Iede de VriesIede de Vries

L'industrie porcine allemande a appelé les gouvernements locaux et régionaux à augmenter la capacité des abattoirs afin de réduire les retards croissants.

En raison des restrictions imposées précédemment suite à des cas de contamination au coronavirus parmi le personnel, un retard de plusieurs dizaines de milliers de porcs prêts à être abattus s'est accumulé. Ce retard n'a toujours pas été résorbé. De plus, maintenant que la peste porcine africaine a été détectée en Allemagne, le pays ne peut plus exporter de viande, ce qui entraîne des retards encore plus importants dans l'industrie de la viande.

« Les éleveurs de porcs vivent actuellement une situation d'extrême urgence, pour laquelle nous avons alerté depuis des semaines et des mois toutes les instances, ministères, autorités, et autres », a déclaré M. Staack de l'organisation professionnelle allemande ISN. « Cette situation d'urgence nécessite des mesures spéciales de toutes parts. Tout doit être mis en œuvre pour éviter une crise dans la chaîne d'approvisionnement. »

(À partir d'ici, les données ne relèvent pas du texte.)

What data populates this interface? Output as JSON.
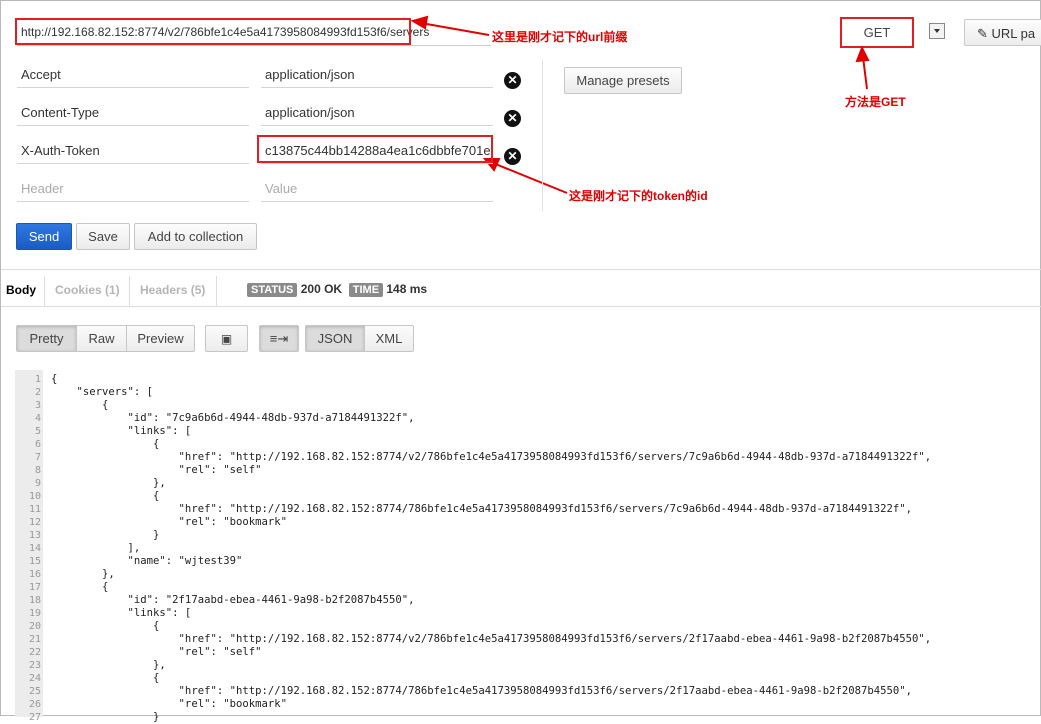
{
  "request": {
    "url": "http://192.168.82.152:8774/v2/786bfe1c4e5a4173958084993fd153f6/servers",
    "method": "GET",
    "url_params_label": "URL pa"
  },
  "annotations": {
    "url_note": "这里是刚才记下的url前缀",
    "method_note": "方法是GET",
    "token_note": "这是刚才记下的token的id"
  },
  "headers": [
    {
      "key": "Accept",
      "value": "application/json"
    },
    {
      "key": "Content-Type",
      "value": "application/json"
    },
    {
      "key": "X-Auth-Token",
      "value": "c13875c44bb14288a4ea1c6dbbfe701e"
    }
  ],
  "header_placeholders": {
    "key": "Header",
    "value": "Value"
  },
  "buttons": {
    "manage_presets": "Manage presets",
    "send": "Send",
    "save": "Save",
    "add_to_collection": "Add to collection"
  },
  "response_tabs": {
    "body": "Body",
    "cookies": "Cookies (1)",
    "headers": "Headers (5)"
  },
  "status": {
    "status_label": "STATUS",
    "status_value": "200 OK",
    "time_label": "TIME",
    "time_value": "148 ms"
  },
  "view_modes": {
    "pretty": "Pretty",
    "raw": "Raw",
    "preview": "Preview",
    "json": "JSON",
    "xml": "XML"
  },
  "code_lines": [
    "{",
    "    \"servers\": [",
    "        {",
    "            \"id\": \"7c9a6b6d-4944-48db-937d-a7184491322f\",",
    "            \"links\": [",
    "                {",
    "                    \"href\": \"http://192.168.82.152:8774/v2/786bfe1c4e5a4173958084993fd153f6/servers/7c9a6b6d-4944-48db-937d-a7184491322f\",",
    "                    \"rel\": \"self\"",
    "                },",
    "                {",
    "                    \"href\": \"http://192.168.82.152:8774/786bfe1c4e5a4173958084993fd153f6/servers/7c9a6b6d-4944-48db-937d-a7184491322f\",",
    "                    \"rel\": \"bookmark\"",
    "                }",
    "            ],",
    "            \"name\": \"wjtest39\"",
    "        },",
    "        {",
    "            \"id\": \"2f17aabd-ebea-4461-9a98-b2f2087b4550\",",
    "            \"links\": [",
    "                {",
    "                    \"href\": \"http://192.168.82.152:8774/v2/786bfe1c4e5a4173958084993fd153f6/servers/2f17aabd-ebea-4461-9a98-b2f2087b4550\",",
    "                    \"rel\": \"self\"",
    "                },",
    "                {",
    "                    \"href\": \"http://192.168.82.152:8774/786bfe1c4e5a4173958084993fd153f6/servers/2f17aabd-ebea-4461-9a98-b2f2087b4550\",",
    "                    \"rel\": \"bookmark\"",
    "                }"
  ],
  "colors": {
    "annotation_red": "#e00000",
    "send_blue": "#1a5bc4",
    "json_string": "#1a1aa6"
  }
}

L'ISN a déclaré que les producteurs de porcelets et de porcs à viande sont en « situation d'urgence ». En plus de la « situation catastrophique des prix » (où les prix ont chuté du jour au lendemain de 1,47 € à 1,27 € avant de se stabiliser), ils sont confrontés à un retard dans le traitement des animaux. De ce fait, les éleveurs allemands risquent de se retrouver avec des étables surchargées.

« Le fait que la crise du coronavirus et l'arrêt des exportations dû à la peste porcine africaine surviennent simultanément rend la situation dramatique pour les éleveurs de porcelets et de porcs à viande », a expliqué Staack. « La situation actuelle des prix est fatale. Si en plus les producteurs de porcelets et de porcs à viande sont de plus en plus incapables de commercialiser leurs animaux, cette situation deviendra une crise tangible. » Ce « bouchon » sur le marché des porcs à l'abattage a un effet domino sur la commercialisation des porcelets, a-t-il ajouté.

Pendant des semaines, l'abattage en Allemagne est resté bloqué autour de 850 000 à 870 000 porcs par semaine, soit un déficit d'environ 50 000 par semaine. « Il faut bien plus pour résoudre ce bouchon », a indiqué l'expert du marché Matthias Quaing. « Le train est lancé et ne peut plus être arrêté. Des porcelets continueront à naître et à grandir », a-t-il expliqué, précisant que les porcelets ne peuvent être hébergés à cause des étables déjà pleines.

« Nous devons résorber ce bouchon. Pour cela, nous avons besoin de plus de capacités d'abattage et surtout de découpe — tout en respectant évidemment les précautions contre le coronavirus. Le fait que les abattoirs de Rhénanie-du-Nord-Westphalie soient désormais autorisés à abattre le week-end par les autorités est un signal positif et important », a conclu l'ISN.

Cet article a été écrit et publié par Iede de Vries. La traduction a été générée automatiquement à partir de la version néerlandaise originale.